Moroni face à la violence gratuite : L’artiste Soubi victime. Cet acte n’est pas un simple fait divers. Il est le reflet d’une violence de plus en plu
Moroni face à la violence gratuite : L’artiste Soubi victime
Mercredi soir, devant le magasin Sawa-Prix, près de la Gare du Nord (EGT), Soubi attendait simplement son fils. Un moment ordinaire, dans un lieu fréquenté, sans aucune tension apparente. Pourtant, en quelques minutes, cette scène banale s’est transformée en drame.
Un individu visiblement sous l’emprise de l’alcool s’est approché en provoquant une personne assise non loin de l’artiste Soubi. Grâce au sang-froid du gardien de Sawa-Prix et de Soubi lui-même, la situation a été calmée. L’individu s’est éloigné, laissant croire que le danger était écarté.

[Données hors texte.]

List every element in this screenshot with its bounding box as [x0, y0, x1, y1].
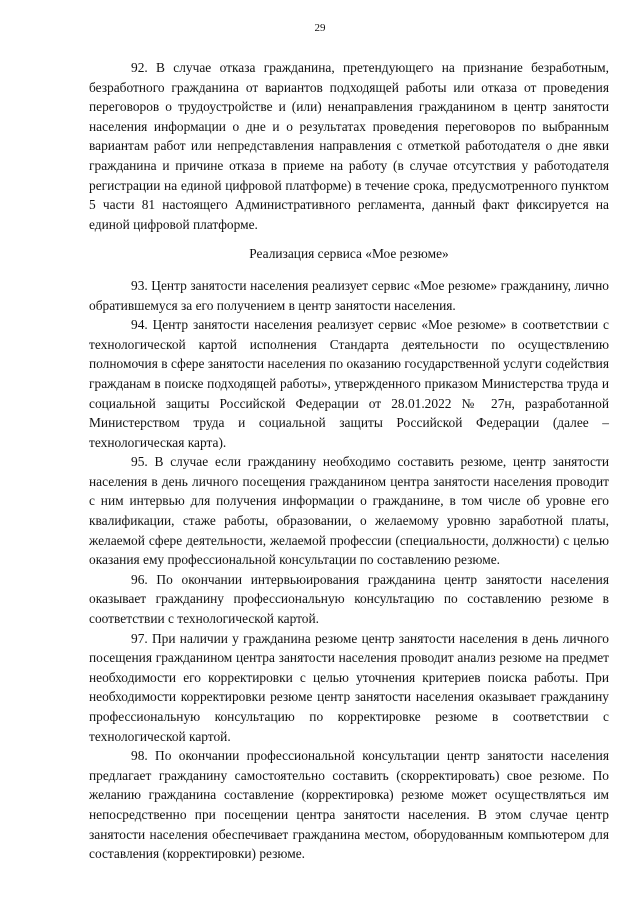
paragraph-92: 92. В случае отказа гражданина, претендующего на признание безработным, безработного гражданина от вариантов подходящей работы или отказа от проведения переговоров о трудоустройстве и (или) ненаправления гражданином в центр занятости населения информации о дне и о результатах проведения переговоров по выбранным вариантам работ или непредставления направления с отметкой работодателя о дне явки гражданина и причине отказа в приеме на работу (в случае отсутствия у работодателя регистрации на единой цифровой платформе) в течение срока, предусмотренного пунктом 5 части 81 настоящего Административного регламента, данный факт фиксируется на единой цифровой платформе. — [89, 60, 609, 232]
paragraph-98: 98. По окончании профессиональной консультации центр занятости населения предлагает гражданину самостоятельно составить (скорректировать) свое резюме. По желанию гражданина составление (корректировка) резюме может осуществляться им непосредственно при посещении центра занятости населения. В этом случае центр занятости населения обеспечивает гражданина местом, оборудованным компьютером для составления (корректировки) резюме. — [89, 748, 609, 862]
paragraph-95: 95. В случае если гражданину необходимо составить резюме, центр занятости населения в день личного посещения гражданином центра занятости населения проводит с ним интервью для получения информации о гражданине, в том числе об уровне его квалификации, стаже работы, образовании, о желаемому уровню заработной платы, желаемой сфере деятельности, желаемой профессии (специальности, должности) с целью оказания ему профессиональной консультации по составлению резюме. — [89, 454, 609, 568]
page-number: 29 — [314, 22, 326, 34]
paragraph-96: 96. По окончании интервьюирования гражданина центр занятости населения оказывает гражданину профессиональную консультацию по составлению резюме в соответствии с технологической картой. — [89, 571, 609, 627]
paragraph-93: 93. Центр занятости населения реализует сервис «Мое резюме» гражданину, лично обратившемуся за его получением в центр занятости населения. — [89, 277, 609, 313]
paragraph-94: 94. Центр занятости населения реализует сервис «Мое резюме» в соответствии с технологической картой исполнения Стандарта деятельности по осуществлению полномочия в сфере занятости населения по оказанию государственной услуги содействия гражданам в поиске подходящей работы», утвержденного приказом Министерства труда и социальной защиты Российской Федерации от 28.01.2022 № 27н, разработанной Министерством труда и социальной защиты Российской Федерации (далее – технологическая карта). — [89, 317, 609, 450]
page-body — [89, 58, 609, 864]
paragraph-97: 97. При наличии у гражданина резюме центр занятости населения в день личного посещения гражданином центра занятости населения проводит анализ резюме на предмет необходимости его корректировки с целью уточнения критериев поиска работы. При необходимости корректировки резюме центр занятости населения оказывает гражданину профессиональную консультацию по корректировке резюме в соответствии с технологической картой. — [89, 630, 609, 744]
section-heading: Реализация сервиса «Мое резюме» — [249, 246, 449, 262]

Mais après quelques pas, il est revenu. Cette fois pour demander une cigarette. Soubi lui a répondu calmement qu’il n’en avait pas et a même sollicité son camarade, qui a confirmé la même chose. Sans avertissement, sans raison, l’individu a alors violemment frappé Soubi à la tête. Le coup fut si brutal que Soubi perdit connaissance sur place.
Alertée par la gravité de la situation, une personne habitant à proximité a rapidement mis sa voiture à disposition pour transporter Soubi en urgence à l’hôpital El-Marouf. Il a été pris en charge et soigné, avec de nombreux points de suture, témoignage de la violence de l’agression. Aujourd’hui encore, l’agresseur reste introuvable.
Cet acte n’est pas un simple fait divers. Il est le reflet d’une violence de plus en plus présente dans les rues de Moroni, une violence imprévisible, gratuite, qui frappe des citoyens paisibles dans des lieux publics, à n’importe quelle heure. Personne n’est à l’abri.
Il est urgent de dénoncer cette insécurité grandissante, d’interpeller les autorités et de rappeler que l’alcool, l’impunité et l’indifférence ne doivent plus servir d’excuses. Moroni mérite d’être une ville où l’on peut attendre son enfant sans risquer sa vie, une ville où la paix et le respect reprennent leur place.
La violence ne doit jamais devenir une normalité.